I don't privilege the welfare of human beings above that of animals. But I feel that if you care about suffering and injustice at all, you have to come to a realisation that all living things who can feel pain and suffering deserve your compassion. I cannot imagine living my life in any other way.  

I am very tempted to hate and dismiss humanity, but I think it's just the selfish, oppressive, sadistic streak in humanity that I hate. 

Wednesday 4 September 2013

on 'invisible communities'

Doing and talking are not the same thing. Talk is cheap and so is sympathy. You are not special and your thoughts don't mean a thing if they aren't actually put into action at some point.

I recently got into a fight on a friend's animal welfare organisation's Facebook page. My friend stated that the two cat shelters she runs are completely full up. Due to the lack of fosters and the slow rate of adoption, she is not taking in any more cats. She will continue to look after the existing shelter population, seek adoption for them and so forth, but she cannot accept any more requests to take in more cats.

Someone commented to the effect that she would love to help, but with her 3 house cats and 4 ferals she can't take on any more. While this is probably true, it's irrelevant. My friend has taken on far more than this woman ever has, and has received far too little help and support. It's in poor taste to cite your 7 moggies against the couple of hundred my friend shelters. My friend's organisation has reached a point where it can no longer do one of the things it set out to do - take in abandoned pets or ferals in need of shelter - because there just aren't enough people to share the burden. WE ALREADY KNOW THIS.

I told the commenter that, unless she could help, I didn't see the need in her posting at all. This led to a bit of a flamewar with people telling me my comments were wasting time and that I did not realise there was an 'invisible community of cat lovers' who may not be able to help this organisation, but who all do their part, presumably by being there in spirit and in online comment threads.

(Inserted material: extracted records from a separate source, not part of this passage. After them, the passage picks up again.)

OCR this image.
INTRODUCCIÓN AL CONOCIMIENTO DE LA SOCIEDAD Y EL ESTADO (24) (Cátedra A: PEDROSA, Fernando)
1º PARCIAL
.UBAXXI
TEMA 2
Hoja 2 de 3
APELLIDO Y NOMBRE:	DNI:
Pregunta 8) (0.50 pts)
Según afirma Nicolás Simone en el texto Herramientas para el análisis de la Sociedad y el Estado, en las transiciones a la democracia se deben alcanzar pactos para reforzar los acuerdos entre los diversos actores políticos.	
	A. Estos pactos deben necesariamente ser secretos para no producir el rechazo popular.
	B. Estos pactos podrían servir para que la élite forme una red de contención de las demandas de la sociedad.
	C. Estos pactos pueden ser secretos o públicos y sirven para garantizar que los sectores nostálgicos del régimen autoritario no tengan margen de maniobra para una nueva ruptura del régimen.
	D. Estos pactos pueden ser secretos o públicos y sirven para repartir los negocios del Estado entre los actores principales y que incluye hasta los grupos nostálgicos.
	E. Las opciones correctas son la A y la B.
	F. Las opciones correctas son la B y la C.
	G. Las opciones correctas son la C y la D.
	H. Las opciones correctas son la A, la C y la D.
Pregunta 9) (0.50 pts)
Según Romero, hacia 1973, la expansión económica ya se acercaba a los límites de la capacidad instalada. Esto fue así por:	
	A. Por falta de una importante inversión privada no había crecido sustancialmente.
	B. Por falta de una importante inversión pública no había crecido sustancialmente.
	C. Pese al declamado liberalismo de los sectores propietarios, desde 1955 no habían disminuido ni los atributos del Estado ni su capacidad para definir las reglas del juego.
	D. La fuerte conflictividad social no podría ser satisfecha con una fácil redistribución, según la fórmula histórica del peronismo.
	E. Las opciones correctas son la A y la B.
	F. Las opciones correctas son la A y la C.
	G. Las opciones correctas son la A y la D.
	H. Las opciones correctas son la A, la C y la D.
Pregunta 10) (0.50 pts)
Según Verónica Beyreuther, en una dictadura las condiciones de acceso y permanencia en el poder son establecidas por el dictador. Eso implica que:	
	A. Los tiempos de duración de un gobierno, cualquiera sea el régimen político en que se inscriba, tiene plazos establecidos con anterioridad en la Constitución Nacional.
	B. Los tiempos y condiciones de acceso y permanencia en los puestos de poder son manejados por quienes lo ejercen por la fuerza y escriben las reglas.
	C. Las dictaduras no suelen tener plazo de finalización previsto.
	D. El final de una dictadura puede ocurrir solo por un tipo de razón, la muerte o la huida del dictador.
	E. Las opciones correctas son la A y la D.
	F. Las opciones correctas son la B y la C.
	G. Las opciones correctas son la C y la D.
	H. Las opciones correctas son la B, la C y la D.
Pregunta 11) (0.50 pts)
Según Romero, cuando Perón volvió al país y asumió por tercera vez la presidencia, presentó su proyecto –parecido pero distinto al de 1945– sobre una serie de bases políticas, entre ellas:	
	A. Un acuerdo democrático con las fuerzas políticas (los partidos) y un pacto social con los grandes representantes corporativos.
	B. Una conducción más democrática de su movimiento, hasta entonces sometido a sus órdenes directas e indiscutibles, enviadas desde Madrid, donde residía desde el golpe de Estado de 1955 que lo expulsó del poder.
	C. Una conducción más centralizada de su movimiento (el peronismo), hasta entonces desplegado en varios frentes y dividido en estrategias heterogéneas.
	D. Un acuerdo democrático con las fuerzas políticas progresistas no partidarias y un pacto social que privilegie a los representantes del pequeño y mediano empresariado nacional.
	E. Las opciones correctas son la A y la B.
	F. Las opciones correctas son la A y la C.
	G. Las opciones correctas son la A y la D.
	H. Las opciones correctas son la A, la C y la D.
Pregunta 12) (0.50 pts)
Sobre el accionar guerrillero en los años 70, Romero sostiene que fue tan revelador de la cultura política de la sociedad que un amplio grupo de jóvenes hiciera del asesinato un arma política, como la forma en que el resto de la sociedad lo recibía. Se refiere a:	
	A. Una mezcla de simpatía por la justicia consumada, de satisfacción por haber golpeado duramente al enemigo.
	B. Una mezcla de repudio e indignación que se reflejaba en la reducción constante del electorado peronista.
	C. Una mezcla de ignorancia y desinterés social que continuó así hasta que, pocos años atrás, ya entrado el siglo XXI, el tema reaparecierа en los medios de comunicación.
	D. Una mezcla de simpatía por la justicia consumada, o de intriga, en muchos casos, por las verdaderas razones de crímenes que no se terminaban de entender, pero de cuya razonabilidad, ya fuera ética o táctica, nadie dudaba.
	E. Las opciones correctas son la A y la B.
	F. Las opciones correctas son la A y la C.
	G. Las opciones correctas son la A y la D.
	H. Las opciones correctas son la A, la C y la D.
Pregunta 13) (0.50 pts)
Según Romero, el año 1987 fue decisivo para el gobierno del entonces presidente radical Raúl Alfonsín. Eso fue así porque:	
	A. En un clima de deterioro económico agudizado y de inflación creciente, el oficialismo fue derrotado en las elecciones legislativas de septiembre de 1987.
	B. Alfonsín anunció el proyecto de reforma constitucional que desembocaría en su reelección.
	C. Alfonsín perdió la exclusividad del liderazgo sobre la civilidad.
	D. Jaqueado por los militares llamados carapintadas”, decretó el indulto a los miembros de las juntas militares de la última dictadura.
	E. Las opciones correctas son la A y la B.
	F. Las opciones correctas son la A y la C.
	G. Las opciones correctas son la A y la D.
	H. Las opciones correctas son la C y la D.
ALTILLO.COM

To which my only reply is: fuck you. You're not doing your part. If you were, people like my friend and myself wouldn't be the only ones everyone calls when they find a lost kitten or an injured feral or want to abandon their pets. There would be people like you in every community, every social circle, waiting to step in and help. There would be more shelters and more support for the shelters we have.

Instead, there are a few people stuck with growing populations of cats in need, three or four dependable fosters, maybe a handful of kittens adopted a month and no larger community of cat lovers, invisible or not, to rely on.

What it boils down to is: there are people who love animals, who feel compelled to work for their welfare, but not at the cost of their own comfort. I don't grudge them the choice - really I don't. I just wish they would realise that they're just play-acting, which is alright, I guess, and stick to looking after their handful of pets - which is the one thing they're doing right, hopefully - and Shut. The. Fuck. Up. when the grown-ups are talking.

Because I've learned that large collectives of sympathisers don't actually solve problems. Just a few committed individuals do, no matter what all the hype over online activism and the power of communities will tell you. Awareness means nothing and sympathy is just wankery. If you can't help, then keep your thoughts to yourself. Don't waste the time of the few people who actually spend most of their lives trying to get things done. Don't be white noise, it's okay not to have your say and add your voice. Everything isn't a chorus. This dialogue isn't about you, it's about achieving actual results.

Still want to join in? The be prepared to roll up your sleeves and get your hands dirty, because making a difference in the real world isn't just about rhetoric and debate and discussion. It isn't about community and communication and the wisdom of the mob. It's about doing.